The culmination of the evaluation usually results in the first connection between patient and therapist. Just to have someone hear the pain of the suffering without ridicule or diminishment is a form of emotional holding. This is amplified when there is shame involved. The initial symptom is always a veil for a deeper pain. When this is touched upon and addressed in the evaluation sessions, the patient is reached in his real pain. He feels understood and listened to.
All throughout the evaluation, I resonate with the emotional actuality of the patient, and address it responsively. It is only when the patient’s real self is touched that he feels known and engaged. This takes many forms. Sometimes it means translating anxiety or so-called depression to the anger it actually is, and inviting unacceptable feelings to be felt. Sometimes, it means sitting with a painful sadness, and encouraging it to be felt rather than avoided.

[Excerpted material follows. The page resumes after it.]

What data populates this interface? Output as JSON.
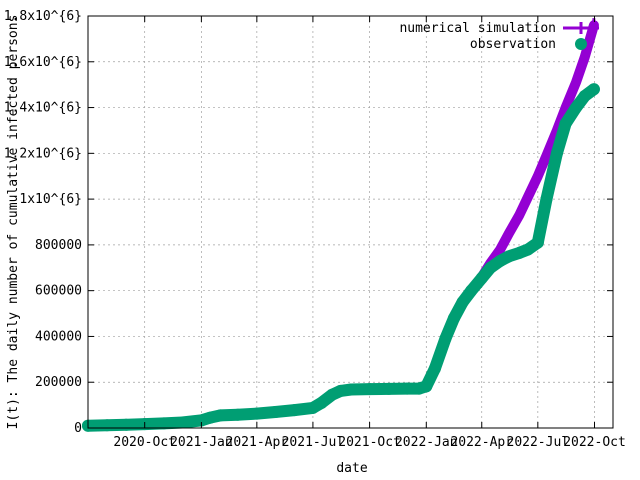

Sometimes it means addressing the hollowness, emptiness, or feelings that don’t ring true, in order to reach the real person. In all the different forms, the therapist reaches and touches the real person with real emotional contact. Sometimes, this is the first time in a lifetime. This constitutes an important engagement and often brings some relief.
When a patient’s suffering is linked to a preliminary understanding of the context of his inner world, he also feels understood. Connections are made to the salient issues of his family of origin. These deeper connections are made to his characterological position by which he has protected himself from intolerable emotional suffering. This links an understanding of his present pain to his internal world and how it got to be this way. It is ultimately his internal character, forged in relation to his early family, that determines the particular symptoms from which he suffers. I either give a running commentary of response or a session of feedback about all of these things to address what the therapy will be dealing with. This in itself usually makes the patient feel understood, known, and not so alone.
Even when some temporary relief takes place during the evaluation, as is often the case, this is not the treatment, and it is short lived. This is the just the prelude. The evaluation isn’t much different from the false intimacy of two people sitting next to each other on a long train ride. One may confide very private stuff to this stranger. The conversation feels very intimate, but it is an anonymous false intimacy, predicated on never seeing this person again.
The beginning of therapy is but an introduction to a stranger, making a first and an essential emotional contact. But we will see each other again. We will deepen our exploration. We will move toward a trusting closeness, which is not anonymous. Real trust always has to be earned. And as always happens, the patient’s internal dramas and cast of characters will make their presence felt. In order to find our way, we always have to slog through the characterological dramas. They always come alive in the office. This is the hard part. In order to reach the patient’s Authentic Being, we have to grapple with this odyssey. It is only as this takes place that real trust can emerge.